Bhu-Devi, 14th century, Stone, 100 cm (L) x 50 cm (H) x 20 cm (W), Kadampur, Chennai – Arch 10562


Ganga, 14th century, Stone, 69 (L) x 23 (H), W (10 cm), Ranighat, Bihar – Accession no. 11397


Female Figurine, Bronze, 14th century, 22 cm (H) x 7 cm x 7 cm, 14th century, In exchange from the Government Museum, Chennai – Arch 10964


Kali, 15th century, Bronze, 19 cm x 16 cm x 7 cm, Nepal – Arch 10603


There are a total of 24 bronze sculptures on display, including the Female Figurine sourced from the Government Museum, Chennai. Standing in the typical tribhanga mudra pose, the figurine has a pronounced feminine form with a narrow waist and fullness of breasts and hips with a centre-parted hairdo and a tilted high bun. An exquisitely crafted bronze sculpture is that of a power-radiating Kali from Nepal (dated to the 15th century) holding a sword and shield and wearing a munda-mala (garland of skulls).


Displays of sculptures and artefacts in the show (Photos by Ranjan Kaul)
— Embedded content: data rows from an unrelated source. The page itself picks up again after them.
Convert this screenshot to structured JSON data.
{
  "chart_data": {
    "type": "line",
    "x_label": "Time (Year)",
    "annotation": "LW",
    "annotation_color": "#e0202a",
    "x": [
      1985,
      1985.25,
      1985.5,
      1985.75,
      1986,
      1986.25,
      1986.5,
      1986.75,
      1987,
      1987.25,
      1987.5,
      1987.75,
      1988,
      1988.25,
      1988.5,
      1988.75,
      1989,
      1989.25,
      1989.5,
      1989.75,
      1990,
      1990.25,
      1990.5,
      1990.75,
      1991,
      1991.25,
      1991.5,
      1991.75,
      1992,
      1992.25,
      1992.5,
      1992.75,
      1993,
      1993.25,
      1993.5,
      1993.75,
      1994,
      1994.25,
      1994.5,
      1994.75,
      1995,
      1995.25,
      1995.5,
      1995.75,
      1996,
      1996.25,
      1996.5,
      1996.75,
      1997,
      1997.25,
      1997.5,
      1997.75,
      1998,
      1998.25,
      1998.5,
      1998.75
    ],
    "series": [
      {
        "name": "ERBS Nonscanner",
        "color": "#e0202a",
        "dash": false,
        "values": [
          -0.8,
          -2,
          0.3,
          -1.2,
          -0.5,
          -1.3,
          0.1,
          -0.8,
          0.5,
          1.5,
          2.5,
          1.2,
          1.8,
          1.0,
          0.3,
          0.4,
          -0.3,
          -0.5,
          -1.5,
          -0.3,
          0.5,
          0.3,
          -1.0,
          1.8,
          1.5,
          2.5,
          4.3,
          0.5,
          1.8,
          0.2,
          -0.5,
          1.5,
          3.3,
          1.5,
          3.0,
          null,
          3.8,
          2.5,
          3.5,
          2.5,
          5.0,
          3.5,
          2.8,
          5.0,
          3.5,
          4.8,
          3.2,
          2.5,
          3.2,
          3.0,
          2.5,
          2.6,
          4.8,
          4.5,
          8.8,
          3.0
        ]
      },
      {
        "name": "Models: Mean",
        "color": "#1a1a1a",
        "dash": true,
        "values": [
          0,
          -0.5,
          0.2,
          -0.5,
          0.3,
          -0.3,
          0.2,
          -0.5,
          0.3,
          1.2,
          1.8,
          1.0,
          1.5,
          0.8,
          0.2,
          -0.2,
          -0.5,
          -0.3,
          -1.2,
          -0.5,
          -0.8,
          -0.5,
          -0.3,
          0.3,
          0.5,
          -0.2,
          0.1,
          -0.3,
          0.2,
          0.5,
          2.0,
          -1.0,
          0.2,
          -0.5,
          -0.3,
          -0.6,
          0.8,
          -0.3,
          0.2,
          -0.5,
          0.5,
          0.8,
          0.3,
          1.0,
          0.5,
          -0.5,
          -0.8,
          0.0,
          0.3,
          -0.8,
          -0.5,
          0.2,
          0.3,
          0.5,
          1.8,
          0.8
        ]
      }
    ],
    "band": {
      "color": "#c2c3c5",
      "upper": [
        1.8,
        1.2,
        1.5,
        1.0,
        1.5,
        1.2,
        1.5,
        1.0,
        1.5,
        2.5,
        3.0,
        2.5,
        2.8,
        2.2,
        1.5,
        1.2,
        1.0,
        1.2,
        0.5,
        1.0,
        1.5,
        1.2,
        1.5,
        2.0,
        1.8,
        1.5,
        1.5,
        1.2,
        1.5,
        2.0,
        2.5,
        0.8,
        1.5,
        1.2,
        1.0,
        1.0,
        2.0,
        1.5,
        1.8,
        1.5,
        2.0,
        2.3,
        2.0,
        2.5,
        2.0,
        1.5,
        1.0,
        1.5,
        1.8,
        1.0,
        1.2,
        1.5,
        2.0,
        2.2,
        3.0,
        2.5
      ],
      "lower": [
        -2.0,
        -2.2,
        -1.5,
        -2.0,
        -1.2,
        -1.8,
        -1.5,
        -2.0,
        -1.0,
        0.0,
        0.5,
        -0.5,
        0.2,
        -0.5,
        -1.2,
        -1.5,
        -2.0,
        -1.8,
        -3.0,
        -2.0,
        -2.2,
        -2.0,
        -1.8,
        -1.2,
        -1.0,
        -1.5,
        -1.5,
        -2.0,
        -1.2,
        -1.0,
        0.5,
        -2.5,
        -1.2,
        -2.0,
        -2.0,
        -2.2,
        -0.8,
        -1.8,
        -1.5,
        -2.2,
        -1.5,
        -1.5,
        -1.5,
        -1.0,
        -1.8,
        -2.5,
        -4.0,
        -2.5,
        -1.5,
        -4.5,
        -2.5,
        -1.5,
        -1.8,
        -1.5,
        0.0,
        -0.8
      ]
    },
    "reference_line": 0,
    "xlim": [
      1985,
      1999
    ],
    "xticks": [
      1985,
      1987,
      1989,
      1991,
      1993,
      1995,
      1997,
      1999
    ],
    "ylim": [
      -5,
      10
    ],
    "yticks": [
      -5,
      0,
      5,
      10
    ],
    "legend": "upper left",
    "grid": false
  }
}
Gallery views of the exhibition


Group photo with Shri Anjani Kumar Singh, Chief Curator Dr Alka Pande, the other curators –

Dr Ranbeer Singh Rajput, Nand Gopal Kumar, Moumita Singh – and others who worked behind the scenes for putting up the exhibition


Imaginatively curated with focused lighting, the exhibition is so designed as to ensure seamless continuity from one section to the next that enhances viewing experience. The vast range of exhibits are an invaluable source to learn about India’s rich, diverse and plural cultural heritage. We see continuity and change in the representation of women over the ages – variously depicted as powerful, divine and symbols of fertility. The material differences are equally apparent, from the simplified and relatively crude handmade pre-historic terracotta works to the exquisitely crafted and stylized stone and bronze works of the Mauryan and post-Mauryan periods as also from other parts of India and from Nepal.
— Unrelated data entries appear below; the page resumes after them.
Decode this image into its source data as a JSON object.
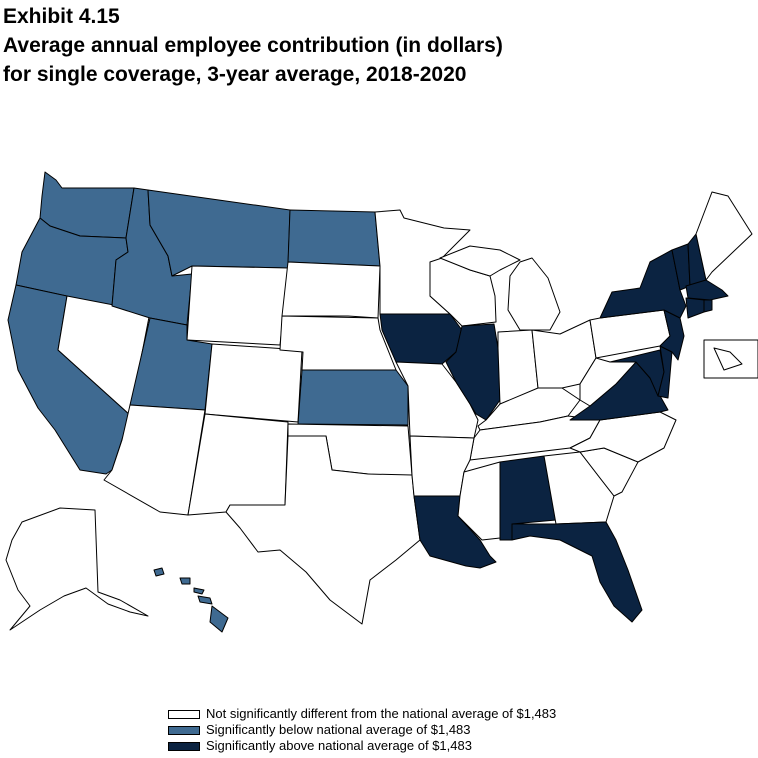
{
  "title": {
    "exhibit": "Exhibit 4.15",
    "line1": "Average annual employee contribution (in dollars)",
    "line2": "for single coverage, 3-year average, 2018-2020"
  },
  "colors": {
    "not_different": "#ffffff",
    "below": "#3f6a91",
    "above": "#0b2341",
    "border": "#000000"
  },
  "legend": [
    {
      "key": "not_different",
      "label": "Not significantly different from the national average of $1,483"
    },
    {
      "key": "below",
      "label": "Significantly below national average of $1,483"
    },
    {
      "key": "above",
      "label": "Significantly above national average of $1,483"
    }
  ],
  "national_average": 1483,
  "states": {
    "below": [
      "WA",
      "OR",
      "CA",
      "ID",
      "MT",
      "UT",
      "ND",
      "KS",
      "HI"
    ],
    "above": [
      "IA",
      "IL",
      "LA",
      "AL",
      "FL",
      "VA",
      "MD",
      "DE",
      "NJ",
      "NY",
      "VT",
      "NH",
      "MA",
      "CT",
      "RI"
    ],
    "not_different": [
      "NV",
      "AZ",
      "NM",
      "WY",
      "CO",
      "SD",
      "NE",
      "OK",
      "TX",
      "MN",
      "WI",
      "MO",
      "AR",
      "MS",
      "MI",
      "IN",
      "OH",
      "KY",
      "TN",
      "GA",
      "SC",
      "NC",
      "WV",
      "PA",
      "ME",
      "AK",
      "DC"
    ]
  }
}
Finally, I take the opportunity to draw attention to the planned relocation of the National Museum currently situated on Janpath, New Delhi. This grand complex has been a landmark building of India’s post-independence architecture with its circular corridors and high-ceilinged thematic gallery spaces. The National Museum since its founding (its construction started in 1955 and was completed in 1960) has been a seat of learning and enjoyment for laypersons, students, art historians, artists, researchers alike. Apparently, the Museum is being relocated to the North and South Blocks on Raisina Hill. What needs to be noted here is that while these colonial buildings were only designed to serve as offices, the building of the National Museum was specifically designed as a museum, so it’ll be a great pity if this heritage building is no longer used as a museum. One can only hope that the decision makers at the centre will take a leaf from Bihar and retain the old structure as a museum while building the new National Museum (as has been done in the case of the Bihar and Patna Museums).


The exhibition, “Women and Deities” will remain open till 7 October 2022.



(All images are courtesy of the Bihar Museum unless otherwise stated.)



 

Ranjan Kaul is an artist, art writer, author and Founding Partner of artamour.